Even before the crisis, the Administration had taken aim at the organization and other international health initiatives. The draft budget submitted to Congress in early February reduced the US contribution to the WHO by 50%.

But the need to carry out the threat was prompted by an alliance of White House medical and public health advisors and State governors against Trump’s attempt to usurp power.

With his priority on the stock market and re-election, Trump is seeking a removal of social distancing guidelines by May 1, having failed to lift them by Easter.

But the White House’s top infectious diseases advisor, Dr Anthony Fauci, warned of “an extraordinary risk of there being a rebound” in Coronavirus “if you just turn the switch on”. Fauci was also quoted in the lengthy New York Times report on Sunday of Trump’s mismanagement: “You could logically say if you started mitigation earlier, you could have saved lives.”

All but eight states have full stay-at-home orders; three others have partial restrictions. On Monday morning, two groups of Governors — six in and near New York State on the East and California, Oregon, and Washington on the West Coast — announced regional initiatives to coordinate any easing of the stay-at-home provisions.

Constitutional lawyers, including conservatives, quickly rejected Trump’s claim that “when somebody is the President of the United States, the authority is total”.

So Trump backed away on Tuesday, saying that governors will determine their own plans. He tried to cover the retreat by declaring that he will be “authorizing each individual governor of each individual state to implement a reopening and a very powerful reopening plan of their state”.

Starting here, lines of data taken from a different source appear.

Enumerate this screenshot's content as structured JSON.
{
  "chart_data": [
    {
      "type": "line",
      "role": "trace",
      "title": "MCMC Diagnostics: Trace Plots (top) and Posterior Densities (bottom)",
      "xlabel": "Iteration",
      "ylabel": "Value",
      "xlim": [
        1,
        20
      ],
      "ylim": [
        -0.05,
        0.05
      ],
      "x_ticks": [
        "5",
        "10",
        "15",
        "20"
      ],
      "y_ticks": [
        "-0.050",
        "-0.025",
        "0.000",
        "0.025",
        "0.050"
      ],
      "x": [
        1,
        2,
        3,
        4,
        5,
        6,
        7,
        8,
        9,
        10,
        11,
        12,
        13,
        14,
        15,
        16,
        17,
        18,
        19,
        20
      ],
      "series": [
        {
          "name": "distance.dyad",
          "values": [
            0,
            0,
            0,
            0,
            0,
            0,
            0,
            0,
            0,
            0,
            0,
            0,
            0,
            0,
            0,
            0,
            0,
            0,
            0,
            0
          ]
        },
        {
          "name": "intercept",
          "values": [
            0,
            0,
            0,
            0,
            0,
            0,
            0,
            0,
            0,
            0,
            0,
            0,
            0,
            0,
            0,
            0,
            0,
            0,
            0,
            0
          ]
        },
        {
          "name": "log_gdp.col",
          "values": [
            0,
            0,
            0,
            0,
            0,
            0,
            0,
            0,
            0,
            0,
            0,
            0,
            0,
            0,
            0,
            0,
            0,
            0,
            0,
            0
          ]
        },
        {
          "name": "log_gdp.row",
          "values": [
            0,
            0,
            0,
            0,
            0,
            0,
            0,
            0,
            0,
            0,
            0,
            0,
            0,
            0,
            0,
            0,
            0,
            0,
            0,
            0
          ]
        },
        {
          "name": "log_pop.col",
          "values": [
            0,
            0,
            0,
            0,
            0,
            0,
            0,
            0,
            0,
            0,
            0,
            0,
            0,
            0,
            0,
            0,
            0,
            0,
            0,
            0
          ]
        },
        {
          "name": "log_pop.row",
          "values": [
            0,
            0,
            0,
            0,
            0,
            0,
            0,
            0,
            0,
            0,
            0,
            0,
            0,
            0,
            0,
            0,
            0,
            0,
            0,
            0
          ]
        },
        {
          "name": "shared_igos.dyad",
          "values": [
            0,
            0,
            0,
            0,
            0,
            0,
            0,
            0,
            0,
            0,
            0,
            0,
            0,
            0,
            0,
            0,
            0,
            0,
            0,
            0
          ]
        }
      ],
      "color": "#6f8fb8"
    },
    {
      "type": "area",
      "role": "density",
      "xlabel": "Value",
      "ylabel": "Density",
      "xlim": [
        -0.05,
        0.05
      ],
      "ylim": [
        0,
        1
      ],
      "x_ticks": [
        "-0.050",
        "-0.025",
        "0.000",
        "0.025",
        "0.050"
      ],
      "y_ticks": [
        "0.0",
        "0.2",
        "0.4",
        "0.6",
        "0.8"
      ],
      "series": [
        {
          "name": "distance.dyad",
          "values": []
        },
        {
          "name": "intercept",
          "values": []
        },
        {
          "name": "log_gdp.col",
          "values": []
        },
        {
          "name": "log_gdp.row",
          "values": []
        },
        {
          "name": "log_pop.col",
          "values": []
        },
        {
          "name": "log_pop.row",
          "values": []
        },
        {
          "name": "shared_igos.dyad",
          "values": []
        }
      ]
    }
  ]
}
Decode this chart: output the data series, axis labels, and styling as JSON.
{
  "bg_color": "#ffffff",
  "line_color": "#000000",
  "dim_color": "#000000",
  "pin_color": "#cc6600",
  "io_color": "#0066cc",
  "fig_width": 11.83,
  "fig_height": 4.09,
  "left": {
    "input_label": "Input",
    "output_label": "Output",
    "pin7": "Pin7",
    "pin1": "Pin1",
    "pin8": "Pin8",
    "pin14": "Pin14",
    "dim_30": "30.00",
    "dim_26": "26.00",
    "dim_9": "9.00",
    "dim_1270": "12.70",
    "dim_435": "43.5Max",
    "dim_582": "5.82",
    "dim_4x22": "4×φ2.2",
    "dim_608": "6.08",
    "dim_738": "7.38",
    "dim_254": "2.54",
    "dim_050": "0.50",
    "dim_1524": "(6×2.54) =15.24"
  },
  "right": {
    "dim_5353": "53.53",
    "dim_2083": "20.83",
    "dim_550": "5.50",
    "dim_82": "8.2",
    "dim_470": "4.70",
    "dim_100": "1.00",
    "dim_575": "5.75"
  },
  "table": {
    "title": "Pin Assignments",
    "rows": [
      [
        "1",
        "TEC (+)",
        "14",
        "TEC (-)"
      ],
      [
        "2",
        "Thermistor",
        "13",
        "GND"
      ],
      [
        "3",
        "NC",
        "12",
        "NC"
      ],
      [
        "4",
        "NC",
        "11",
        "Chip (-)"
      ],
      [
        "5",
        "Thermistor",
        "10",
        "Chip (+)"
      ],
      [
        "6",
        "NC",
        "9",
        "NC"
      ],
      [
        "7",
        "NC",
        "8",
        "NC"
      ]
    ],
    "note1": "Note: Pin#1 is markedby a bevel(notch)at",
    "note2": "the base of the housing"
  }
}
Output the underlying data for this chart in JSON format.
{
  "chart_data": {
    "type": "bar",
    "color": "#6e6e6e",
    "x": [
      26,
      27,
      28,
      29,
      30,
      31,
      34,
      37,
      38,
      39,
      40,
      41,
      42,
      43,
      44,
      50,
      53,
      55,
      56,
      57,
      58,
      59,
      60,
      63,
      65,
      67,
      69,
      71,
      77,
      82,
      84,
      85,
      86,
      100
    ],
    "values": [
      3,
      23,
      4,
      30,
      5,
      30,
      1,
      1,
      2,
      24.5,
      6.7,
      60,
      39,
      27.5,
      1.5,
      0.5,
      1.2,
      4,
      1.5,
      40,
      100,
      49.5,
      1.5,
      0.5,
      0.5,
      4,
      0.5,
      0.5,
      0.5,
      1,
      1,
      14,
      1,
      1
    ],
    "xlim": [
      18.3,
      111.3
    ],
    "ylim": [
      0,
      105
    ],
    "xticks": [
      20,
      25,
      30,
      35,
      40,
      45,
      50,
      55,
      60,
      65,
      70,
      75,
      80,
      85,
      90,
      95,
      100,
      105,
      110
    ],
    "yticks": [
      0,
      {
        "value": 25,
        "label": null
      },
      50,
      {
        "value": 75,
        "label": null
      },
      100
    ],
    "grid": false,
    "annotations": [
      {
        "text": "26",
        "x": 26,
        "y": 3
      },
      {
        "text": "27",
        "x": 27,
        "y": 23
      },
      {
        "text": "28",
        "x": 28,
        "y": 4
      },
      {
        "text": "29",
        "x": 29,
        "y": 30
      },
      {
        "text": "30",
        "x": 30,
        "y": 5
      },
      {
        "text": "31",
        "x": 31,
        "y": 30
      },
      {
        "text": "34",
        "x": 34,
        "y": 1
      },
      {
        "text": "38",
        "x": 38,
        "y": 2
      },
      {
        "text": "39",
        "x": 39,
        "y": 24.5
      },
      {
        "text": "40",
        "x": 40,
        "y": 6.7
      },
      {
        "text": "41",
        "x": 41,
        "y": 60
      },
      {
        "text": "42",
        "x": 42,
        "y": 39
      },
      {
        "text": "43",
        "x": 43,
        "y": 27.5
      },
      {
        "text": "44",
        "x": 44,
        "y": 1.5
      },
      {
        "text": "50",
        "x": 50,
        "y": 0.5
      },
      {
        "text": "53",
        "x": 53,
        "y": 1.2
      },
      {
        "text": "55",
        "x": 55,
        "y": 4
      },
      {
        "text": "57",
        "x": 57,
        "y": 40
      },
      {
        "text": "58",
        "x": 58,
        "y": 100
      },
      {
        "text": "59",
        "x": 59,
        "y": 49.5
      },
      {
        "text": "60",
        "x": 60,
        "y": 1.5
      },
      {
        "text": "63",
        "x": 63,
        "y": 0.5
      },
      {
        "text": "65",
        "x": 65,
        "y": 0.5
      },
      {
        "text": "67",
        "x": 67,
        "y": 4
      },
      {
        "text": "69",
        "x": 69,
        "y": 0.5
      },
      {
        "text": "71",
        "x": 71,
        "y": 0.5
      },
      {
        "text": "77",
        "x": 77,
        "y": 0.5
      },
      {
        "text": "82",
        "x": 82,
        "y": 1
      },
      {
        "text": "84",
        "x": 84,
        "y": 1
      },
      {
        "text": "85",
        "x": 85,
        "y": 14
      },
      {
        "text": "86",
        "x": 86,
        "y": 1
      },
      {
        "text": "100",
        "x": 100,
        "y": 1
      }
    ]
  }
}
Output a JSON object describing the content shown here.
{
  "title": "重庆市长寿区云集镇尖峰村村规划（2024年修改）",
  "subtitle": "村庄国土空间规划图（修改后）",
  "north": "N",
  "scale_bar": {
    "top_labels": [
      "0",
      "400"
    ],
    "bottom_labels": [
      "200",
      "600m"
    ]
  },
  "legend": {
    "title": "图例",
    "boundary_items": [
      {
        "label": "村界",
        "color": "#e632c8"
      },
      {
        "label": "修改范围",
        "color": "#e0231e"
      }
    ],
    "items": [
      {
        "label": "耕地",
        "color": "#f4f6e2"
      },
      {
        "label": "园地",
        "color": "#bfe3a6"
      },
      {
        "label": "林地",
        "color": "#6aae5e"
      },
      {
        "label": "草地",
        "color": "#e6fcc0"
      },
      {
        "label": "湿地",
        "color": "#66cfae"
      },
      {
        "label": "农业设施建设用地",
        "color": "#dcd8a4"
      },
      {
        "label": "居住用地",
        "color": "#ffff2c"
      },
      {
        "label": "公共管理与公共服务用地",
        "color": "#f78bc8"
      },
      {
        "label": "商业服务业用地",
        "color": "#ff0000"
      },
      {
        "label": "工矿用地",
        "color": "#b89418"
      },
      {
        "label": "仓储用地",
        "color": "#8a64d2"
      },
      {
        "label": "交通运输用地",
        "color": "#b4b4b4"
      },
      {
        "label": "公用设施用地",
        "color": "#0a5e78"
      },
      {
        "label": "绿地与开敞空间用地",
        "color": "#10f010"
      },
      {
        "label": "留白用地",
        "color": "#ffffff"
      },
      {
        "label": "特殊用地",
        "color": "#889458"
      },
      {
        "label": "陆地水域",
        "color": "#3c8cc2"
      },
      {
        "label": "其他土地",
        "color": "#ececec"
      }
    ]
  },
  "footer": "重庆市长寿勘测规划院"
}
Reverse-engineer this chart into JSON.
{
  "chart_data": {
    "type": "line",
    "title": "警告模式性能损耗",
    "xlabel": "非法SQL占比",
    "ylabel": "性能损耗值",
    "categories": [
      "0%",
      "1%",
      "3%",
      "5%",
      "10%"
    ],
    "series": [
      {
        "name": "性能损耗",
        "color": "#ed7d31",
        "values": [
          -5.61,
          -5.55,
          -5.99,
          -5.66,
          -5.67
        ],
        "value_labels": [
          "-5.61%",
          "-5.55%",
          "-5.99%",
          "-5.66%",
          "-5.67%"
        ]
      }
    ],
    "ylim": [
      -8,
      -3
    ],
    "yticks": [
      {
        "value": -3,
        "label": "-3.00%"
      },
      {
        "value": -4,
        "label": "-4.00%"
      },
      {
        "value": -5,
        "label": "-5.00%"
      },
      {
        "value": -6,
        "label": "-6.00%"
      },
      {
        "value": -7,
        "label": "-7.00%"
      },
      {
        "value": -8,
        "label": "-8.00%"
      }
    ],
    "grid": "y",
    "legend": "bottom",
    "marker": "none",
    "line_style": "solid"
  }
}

No Presidential authority is needed for State governors to implement measures.

Meanwhile, he continued to rail at journalists who asked about the issue:

And White House trade advisor Peter Navarro, who has claimed that he rather than Dr Fauci has the necessary scientific expertise for recommendations, tried to protect Trump over the attack on the WHO: “They failed to call this a pandemic long after others had rightfully done so. There is blood on their hands.”